Shenzhen is famous for being the guinea pig for China’s development over the past three decades. It became China’s first special economic zone in 1980 as the government pioneered the nation’s economic opening-up in this former fishing village adjacent to Hong Kong.
Now higher education is the latest area in which the city is blazing a trail for the rest of the country, as it is setting up a university modeled on the Hong Kong University of Science and Technology.
Approval from the Ministry of Education was the green light the new institute of higher learning ― Nanfang University of Science and Technology ― was waiting for. With an eye on the California Institute of Technology and Rockefeller University, the new university in Shenzhen is aiming high as it wants to be recognized as a world-class research institution.
However, there is still much controversy over the new school, as even now the institute does not have permission to enroll students, despite the fact it started interviewing and recruiting students from senior high schools all over the country in December.
The school’s president Zhu Qingshi, a member of the Chinese Academy of Sciences, and his colleagues are resolute in their desire to move the school onto a track completely different from other institutes of higher learning in the country.
Zhu stands out as he was appointed by the school rather than the Ministry of Education, which appoints the presidents of other universities in the country. The school has also introduced its own entrance examinations rather than using the national college entrance tests that happen in June.
What makes a good university? Factors such as tangible assets, human resources, university culture and operational system are important. Institutions of higher learning should be geared to the needs of society, run independently and practice democratic management in accordance with law.
The new school in Shenzhen has captured so much attention because many of the nation’s colleges and universities have failed us.

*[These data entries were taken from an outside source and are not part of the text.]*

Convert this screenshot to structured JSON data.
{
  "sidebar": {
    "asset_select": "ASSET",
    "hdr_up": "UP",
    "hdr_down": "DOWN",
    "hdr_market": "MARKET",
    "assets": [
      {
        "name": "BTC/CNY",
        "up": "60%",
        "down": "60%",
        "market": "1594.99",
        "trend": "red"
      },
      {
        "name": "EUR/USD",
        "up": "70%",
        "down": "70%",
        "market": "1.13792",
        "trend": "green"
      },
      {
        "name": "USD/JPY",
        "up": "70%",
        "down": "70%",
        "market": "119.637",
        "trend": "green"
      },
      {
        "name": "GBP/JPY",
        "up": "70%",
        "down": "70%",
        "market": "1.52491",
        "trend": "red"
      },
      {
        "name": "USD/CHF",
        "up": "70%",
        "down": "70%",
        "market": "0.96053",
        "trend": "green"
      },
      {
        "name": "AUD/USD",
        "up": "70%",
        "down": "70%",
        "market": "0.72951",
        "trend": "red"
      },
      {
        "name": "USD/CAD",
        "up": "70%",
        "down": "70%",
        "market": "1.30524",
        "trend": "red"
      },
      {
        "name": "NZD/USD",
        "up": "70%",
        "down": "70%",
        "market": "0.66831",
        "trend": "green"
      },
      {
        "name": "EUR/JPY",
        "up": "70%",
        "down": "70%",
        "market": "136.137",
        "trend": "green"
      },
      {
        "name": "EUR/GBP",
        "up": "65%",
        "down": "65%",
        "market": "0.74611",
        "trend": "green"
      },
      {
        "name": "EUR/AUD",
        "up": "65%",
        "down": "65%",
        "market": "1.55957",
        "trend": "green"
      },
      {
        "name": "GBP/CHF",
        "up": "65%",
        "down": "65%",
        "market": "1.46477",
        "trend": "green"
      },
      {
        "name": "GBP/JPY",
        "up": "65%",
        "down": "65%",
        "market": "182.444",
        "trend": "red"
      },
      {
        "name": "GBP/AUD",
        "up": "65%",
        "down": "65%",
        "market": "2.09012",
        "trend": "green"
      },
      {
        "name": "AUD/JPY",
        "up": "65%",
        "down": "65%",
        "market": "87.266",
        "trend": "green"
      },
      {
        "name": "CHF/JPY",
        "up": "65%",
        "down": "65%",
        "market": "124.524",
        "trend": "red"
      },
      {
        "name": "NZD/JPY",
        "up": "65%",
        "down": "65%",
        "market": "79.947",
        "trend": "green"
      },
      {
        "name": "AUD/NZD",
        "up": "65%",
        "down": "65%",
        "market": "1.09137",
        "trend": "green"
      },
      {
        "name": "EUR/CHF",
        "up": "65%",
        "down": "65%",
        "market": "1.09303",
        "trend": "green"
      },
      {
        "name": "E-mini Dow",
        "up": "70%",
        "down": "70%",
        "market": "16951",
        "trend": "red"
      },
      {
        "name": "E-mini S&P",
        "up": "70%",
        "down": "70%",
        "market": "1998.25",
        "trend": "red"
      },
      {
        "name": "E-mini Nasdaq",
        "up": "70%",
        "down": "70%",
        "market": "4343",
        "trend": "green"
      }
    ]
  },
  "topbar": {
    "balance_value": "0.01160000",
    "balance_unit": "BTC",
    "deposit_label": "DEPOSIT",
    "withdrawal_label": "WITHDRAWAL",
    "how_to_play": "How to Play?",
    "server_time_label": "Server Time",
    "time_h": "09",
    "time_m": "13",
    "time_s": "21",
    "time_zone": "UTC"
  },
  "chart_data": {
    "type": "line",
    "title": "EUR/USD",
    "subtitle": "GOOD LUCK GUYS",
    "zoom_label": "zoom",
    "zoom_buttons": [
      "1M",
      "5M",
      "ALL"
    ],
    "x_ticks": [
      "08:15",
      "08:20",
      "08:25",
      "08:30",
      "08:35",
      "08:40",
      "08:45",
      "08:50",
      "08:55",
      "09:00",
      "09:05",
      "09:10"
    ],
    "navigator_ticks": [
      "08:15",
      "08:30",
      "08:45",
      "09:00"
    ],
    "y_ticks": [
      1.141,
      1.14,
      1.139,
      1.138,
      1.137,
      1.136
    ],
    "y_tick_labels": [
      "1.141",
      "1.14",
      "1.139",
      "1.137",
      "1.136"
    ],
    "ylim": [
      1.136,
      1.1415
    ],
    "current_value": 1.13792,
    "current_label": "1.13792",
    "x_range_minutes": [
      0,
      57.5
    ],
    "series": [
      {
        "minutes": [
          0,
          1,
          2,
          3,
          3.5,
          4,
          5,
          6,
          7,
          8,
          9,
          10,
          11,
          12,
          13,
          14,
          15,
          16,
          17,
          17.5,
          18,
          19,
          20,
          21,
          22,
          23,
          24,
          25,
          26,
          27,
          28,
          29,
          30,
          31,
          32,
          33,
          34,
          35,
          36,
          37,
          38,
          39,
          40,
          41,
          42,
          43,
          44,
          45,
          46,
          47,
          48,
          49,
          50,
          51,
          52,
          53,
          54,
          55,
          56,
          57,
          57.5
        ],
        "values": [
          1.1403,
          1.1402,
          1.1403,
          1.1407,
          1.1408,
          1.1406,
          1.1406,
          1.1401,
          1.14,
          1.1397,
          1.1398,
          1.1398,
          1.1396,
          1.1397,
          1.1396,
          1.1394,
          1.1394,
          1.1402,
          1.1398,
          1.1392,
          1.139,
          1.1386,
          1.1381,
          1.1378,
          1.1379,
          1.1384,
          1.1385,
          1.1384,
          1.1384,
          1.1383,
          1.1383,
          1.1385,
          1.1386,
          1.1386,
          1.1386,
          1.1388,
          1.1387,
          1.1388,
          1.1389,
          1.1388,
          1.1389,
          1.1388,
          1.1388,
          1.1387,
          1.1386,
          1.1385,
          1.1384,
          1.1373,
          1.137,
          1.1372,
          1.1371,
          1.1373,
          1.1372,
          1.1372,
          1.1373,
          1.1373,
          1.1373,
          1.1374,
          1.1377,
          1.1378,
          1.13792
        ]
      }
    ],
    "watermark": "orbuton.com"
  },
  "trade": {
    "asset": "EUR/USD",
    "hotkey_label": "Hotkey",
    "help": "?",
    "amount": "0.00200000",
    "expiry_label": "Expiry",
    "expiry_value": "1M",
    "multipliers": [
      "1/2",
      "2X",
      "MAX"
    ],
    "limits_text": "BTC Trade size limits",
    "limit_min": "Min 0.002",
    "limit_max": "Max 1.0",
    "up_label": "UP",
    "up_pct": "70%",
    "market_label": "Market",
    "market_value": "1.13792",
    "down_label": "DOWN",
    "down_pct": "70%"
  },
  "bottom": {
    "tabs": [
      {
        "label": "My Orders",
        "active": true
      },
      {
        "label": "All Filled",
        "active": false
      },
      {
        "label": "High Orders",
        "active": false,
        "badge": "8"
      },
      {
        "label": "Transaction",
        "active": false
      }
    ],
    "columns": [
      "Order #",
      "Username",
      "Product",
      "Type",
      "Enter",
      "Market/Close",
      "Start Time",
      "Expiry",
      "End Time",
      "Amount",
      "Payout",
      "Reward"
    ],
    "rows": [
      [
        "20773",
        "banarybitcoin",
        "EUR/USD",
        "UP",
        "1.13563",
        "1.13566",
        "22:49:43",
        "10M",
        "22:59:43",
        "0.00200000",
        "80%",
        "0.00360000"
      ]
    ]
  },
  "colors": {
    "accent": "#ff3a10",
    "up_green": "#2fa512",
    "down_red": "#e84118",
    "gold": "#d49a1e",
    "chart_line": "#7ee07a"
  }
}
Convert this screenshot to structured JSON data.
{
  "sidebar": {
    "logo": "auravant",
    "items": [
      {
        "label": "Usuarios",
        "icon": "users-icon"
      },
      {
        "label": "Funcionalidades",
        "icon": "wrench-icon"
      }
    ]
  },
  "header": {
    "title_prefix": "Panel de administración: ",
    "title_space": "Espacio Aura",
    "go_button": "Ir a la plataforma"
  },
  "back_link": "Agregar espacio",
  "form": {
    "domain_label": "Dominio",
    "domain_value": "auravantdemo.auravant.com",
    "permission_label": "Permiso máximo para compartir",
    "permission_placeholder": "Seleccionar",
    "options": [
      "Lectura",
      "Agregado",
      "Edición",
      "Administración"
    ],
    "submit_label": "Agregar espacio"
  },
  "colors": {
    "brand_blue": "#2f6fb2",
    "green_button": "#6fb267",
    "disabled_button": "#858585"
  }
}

Our higher education has achieved unprecedented progress in the past three decades. But higher education institutions still don’t have a soul. They are busy with expanding recruitment, merging schools, and constructing facilities. They have an official-centered culture and assessment system.
It is too early to predict whether Nanfang University of Science and Technology will herald a new beginning for the nation’s higher education, but it is certainly having a good try.